RP is confirmed through the combination of clinical findings, ERG results, and often genetic testing. Inherited photoreceptor degenerations as a group affect approximately 1 in 2,000 people and represent a significant cause of vision loss worldwide. The outlook depends heavily on the specific genetic subtype, with some forms progressing slowly over many decades and others causing more significant vision loss earlier in life.

Regular monitoring is essential for patients with RP, both to document the rate of progression and to identify treatable complications that can develop alongside the condition, including cystoid macular edema and cataracts.

Vitamin A deficiency is diagnosed through a blood test and is one of the few fully reversible causes of night blindness. Once supplementation is started and vitamin A levels are restored to a normal range, rod function often improves significantly. We work closely with your primary care physician or gastroenterologist to identify and address the underlying cause of the deficiency, helping to prevent it from recurring.
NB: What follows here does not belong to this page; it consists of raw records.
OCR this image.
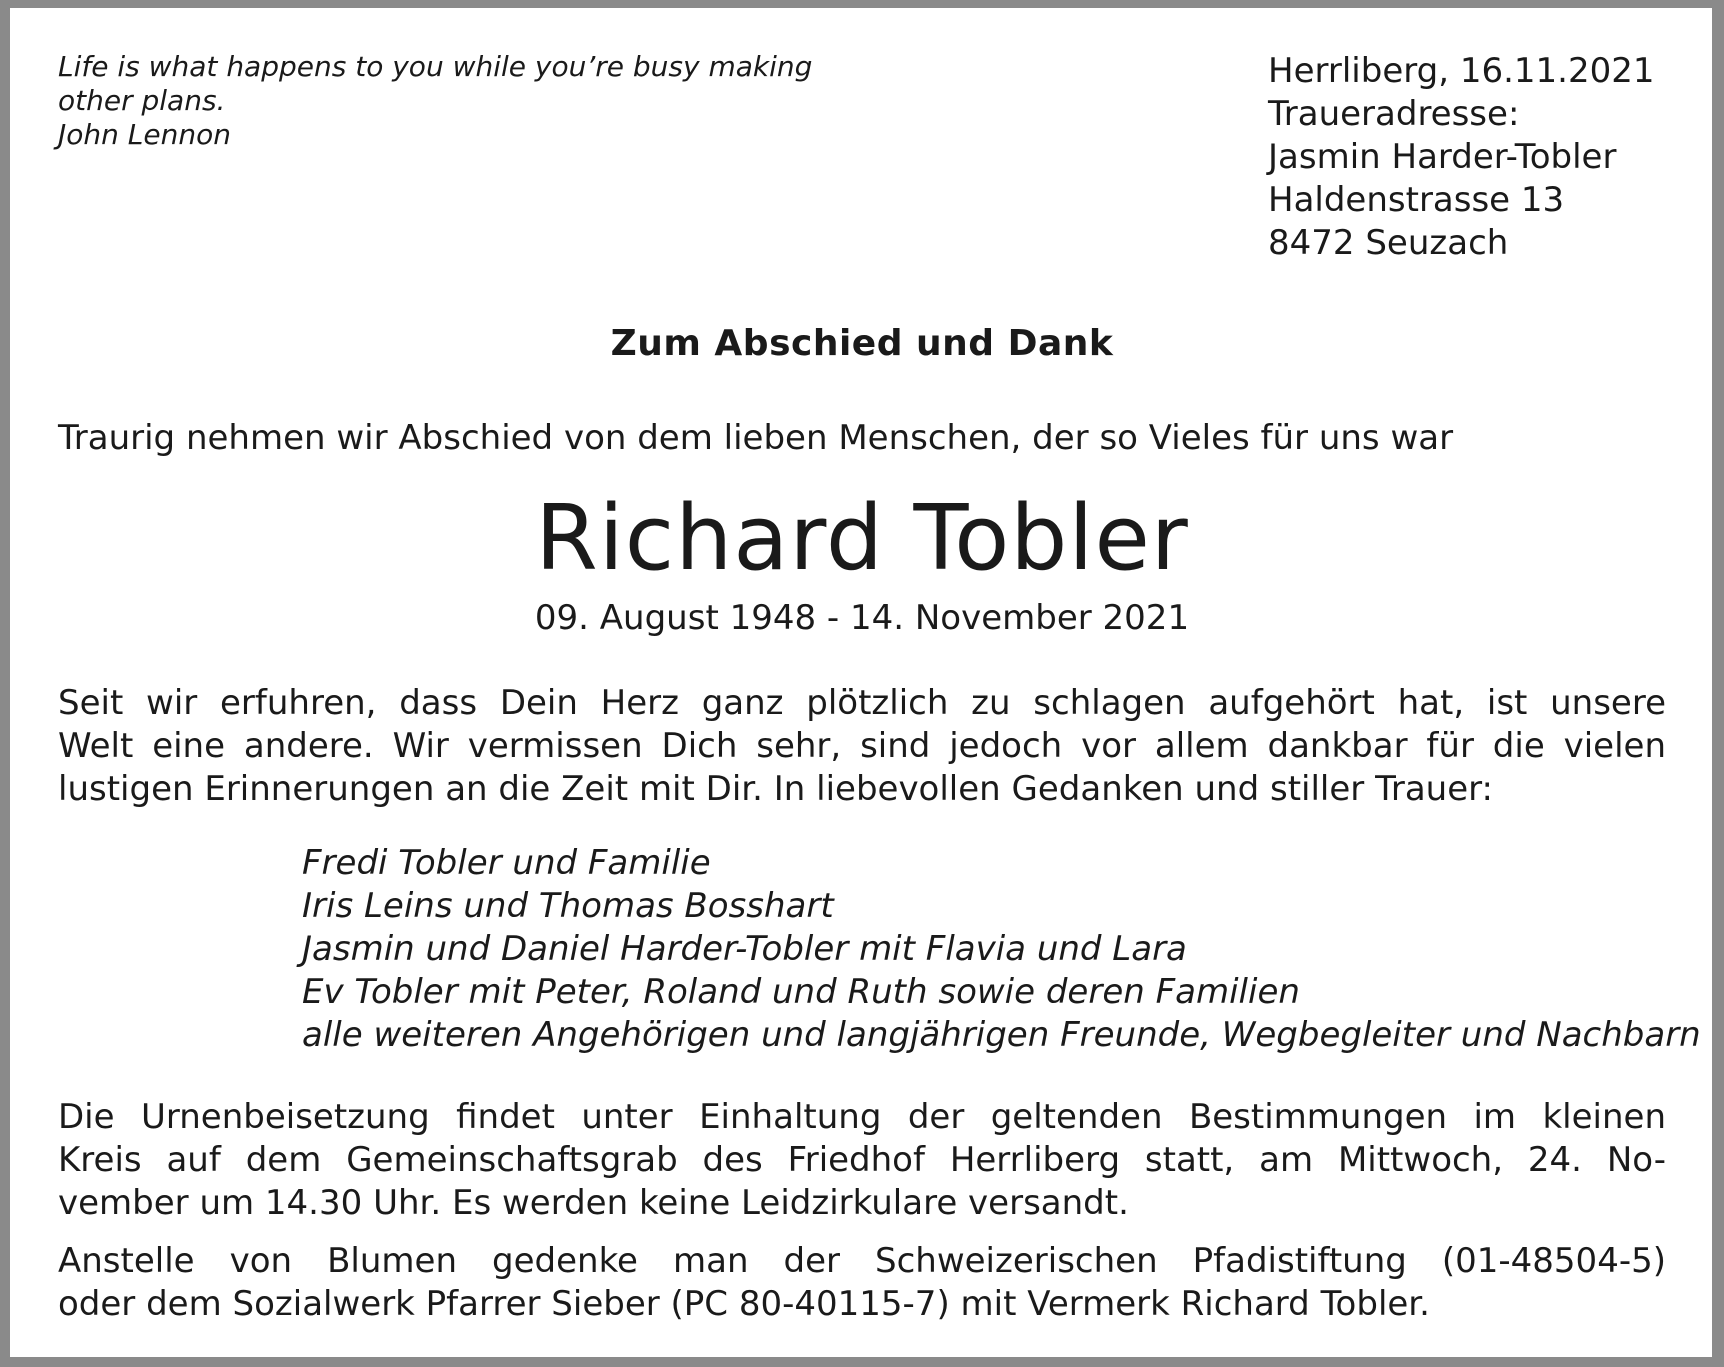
Life is what happens to you while you’re busy making
other plans.
John Lennon
Herrliberg, 16.11.2021
Traueradresse:
Jasmin Harder-Tobler
Haldenstrasse 13
8472 Seuzach
Zum Abschied und Dank
Traurig nehmen wir Abschied von dem lieben Menschen, der so Vieles für uns war
Richard Tobler
09. August 1948 - 14. November 2021
Seit wir erfuhren, dass Dein Herz ganz plötzlich zu schlagen aufgehört hat, ist unsere
Welt eine andere. Wir vermissen Dich sehr, sind jedoch vor allem dankbar für die vielen
lustigen Erinnerungen an die Zeit mit Dir. In liebevollen Gedanken und stiller Trauer:
Fredi Tobler und Familie
Iris Leins und Thomas Bosshart
Jasmin und Daniel Harder-Tobler mit Flavia und Lara
Ev Tobler mit Peter, Roland und Ruth sowie deren Familien
alle weiteren Angehörigen und langjährigen Freunde, Wegbegleiter und Nachbarn
Die Urnenbeisetzung findet unter Einhaltung der geltenden Bestimmungen im kleinen
Kreis auf dem Gemeinschaftsgrab des Friedhof Herrliberg statt, am Mittwoch, 24. No-
vember um 14.30 Uhr. Es werden keine Leidzirkulare versandt.
Anstelle von Blumen gedenke man der Schweizerischen Pfadistiftung (01-48504-5)
oder dem Sozialwerk Pfarrer Sieber (PC 80-40115-7) mit Vermerk Richard Tobler.
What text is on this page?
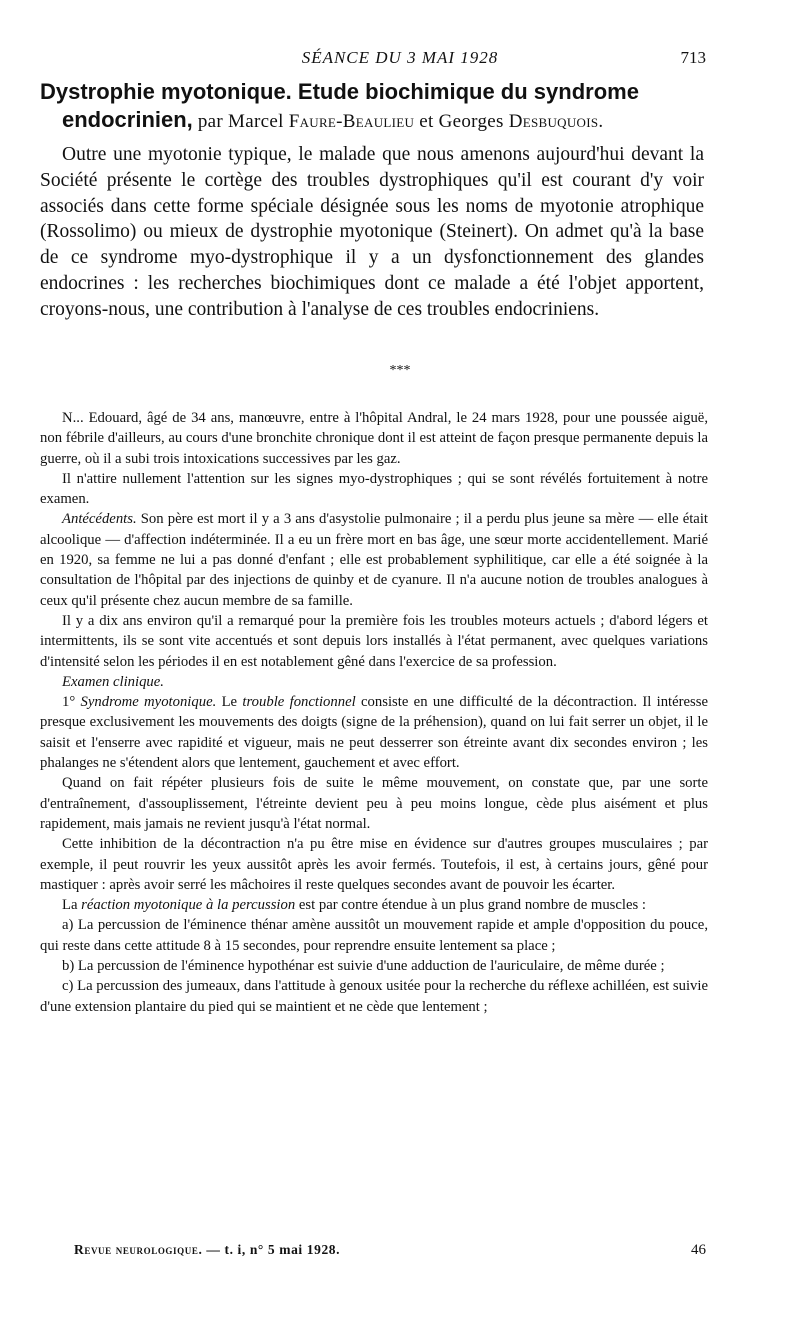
SÉANCE DU 3 MAI 1928	713
Dystrophie myotonique. Etude biochimique du syndrome
endocrinien, par Marcel Faure-Beaulieu et Georges Desbuquois.

Outre une myotonie typique, le malade que nous amenons aujourd'hui devant la Société présente le cortège des troubles dystrophiques qu'il est courant d'y voir associés dans cette forme spéciale désignée sous les noms de myotonie atrophique (Rossolimo) ou mieux de dystrophie myotonique (Steinert). On admet qu'à la base de ce syndrome myo-dystrophique il y a un dysfonctionnement des glandes endocrines : les recherches biochimiques dont ce malade a été l'objet apportent, croyons-nous, une contribution à l'analyse de ces troubles endocriniens.

***

N... Edouard, âgé de 34 ans, manœuvre, entre à l'hôpital Andral, le 24 mars 1928, pour une poussée aiguë, non fébrile d'ailleurs, au cours d'une bronchite chronique dont il est atteint de façon presque permanente depuis la guerre, où il a subi trois intoxications successives par les gaz.

Il n'attire nullement l'attention sur les signes myo-dystrophiques ; qui se sont révélés fortuitement à notre examen.

Antécédents. Son père est mort il y a 3 ans d'asystolie pulmonaire ; il a perdu plus jeune sa mère — elle était alcoolique — d'affection indéterminée. Il a eu un frère mort en bas âge, une sœur morte accidentellement. Marié en 1920, sa femme ne lui a pas donné d'enfant ; elle est probablement syphilitique, car elle a été soignée à la consultation de l'hôpital par des injections de quinby et de cyanure. Il n'a aucune notion de troubles analogues à ceux qu'il présente chez aucun membre de sa famille.

Il y a dix ans environ qu'il a remarqué pour la première fois les troubles moteurs actuels ; d'abord légers et intermittents, ils se sont vite accentués et sont depuis lors installés à l'état permanent, avec quelques variations d'intensité selon les périodes il en est notablement gêné dans l'exercice de sa profession.

Examen clinique.

1° Syndrome myotonique. Le trouble fonctionnel consiste en une difficulté de la décontraction. Il intéresse presque exclusivement les mouvements des doigts (signe de la préhension), quand on lui fait serrer un objet, il le saisit et l'enserre avec rapidité et vigueur, mais ne peut desserrer son étreinte avant dix secondes environ ; les phalanges ne s'étendent alors que lentement, gauchement et avec effort.

Quand on fait répéter plusieurs fois de suite le même mouvement, on constate que, par une sorte d'entraînement, d'assouplissement, l'étreinte devient peu à peu moins longue, cède plus aisément et plus rapidement, mais jamais ne revient jusqu'à l'état normal.

Cette inhibition de la décontraction n'a pu être mise en évidence sur d'autres groupes musculaires ; par exemple, il peut rouvrir les yeux aussitôt après les avoir fermés. Toutefois, il est, à certains jours, gêné pour mastiquer : après avoir serré les mâchoires il reste quelques secondes avant de pouvoir les écarter.

La réaction myotonique à la percussion est par contre étendue à un plus grand nombre de muscles :

a) La percussion de l'éminence thénar amène aussitôt un mouvement rapide et ample d'opposition du pouce, qui reste dans cette attitude 8 à 15 secondes, pour reprendre ensuite lentement sa place ;

b) La percussion de l'éminence hypothénar est suivie d'une adduction de l'auriculaire, de même durée ;

c) La percussion des jumeaux, dans l'attitude à genoux usitée pour la recherche du réflexe achilléen, est suivie d'une extension plantaire du pied qui se maintient et ne cède que lentement ;

Revue neurologique. — t. i, n° 5 mai 1928.	46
In patients over 50 who notice difficulty adapting to dim environments, a comprehensive examination may reveal early AMD. OCT and fundus examination often show drusen (small deposits that accumulate beneath the retina) and pigmentary changes consistent with early disease. We will recommend appropriate monitoring and may suggest nutritional supplements based on the AREDS2 formula, a specific combination of vitamins and minerals shown in research to reduce the risk of AMD advancing to a more serious stage.

Home monitoring using an Amsler grid or digital monitoring tools between appointments helps detect meaningful changes early so that new symptoms can be addressed promptly.

Congenital stationary night blindness, choroideremia, and Usher syndrome are among the other inherited conditions that may be identified through clinical examination, ERG patterns, and genetic testing. Usher syndrome, the most common cause of inherited combined hearing and vision loss, includes retinitis pigmentosa as a central feature and affects approximately 1 in 6,000 people worldwide. Each condition has a distinct natural history and genetic basis, making accurate diagnosis essential for appropriate counseling and long-term care planning.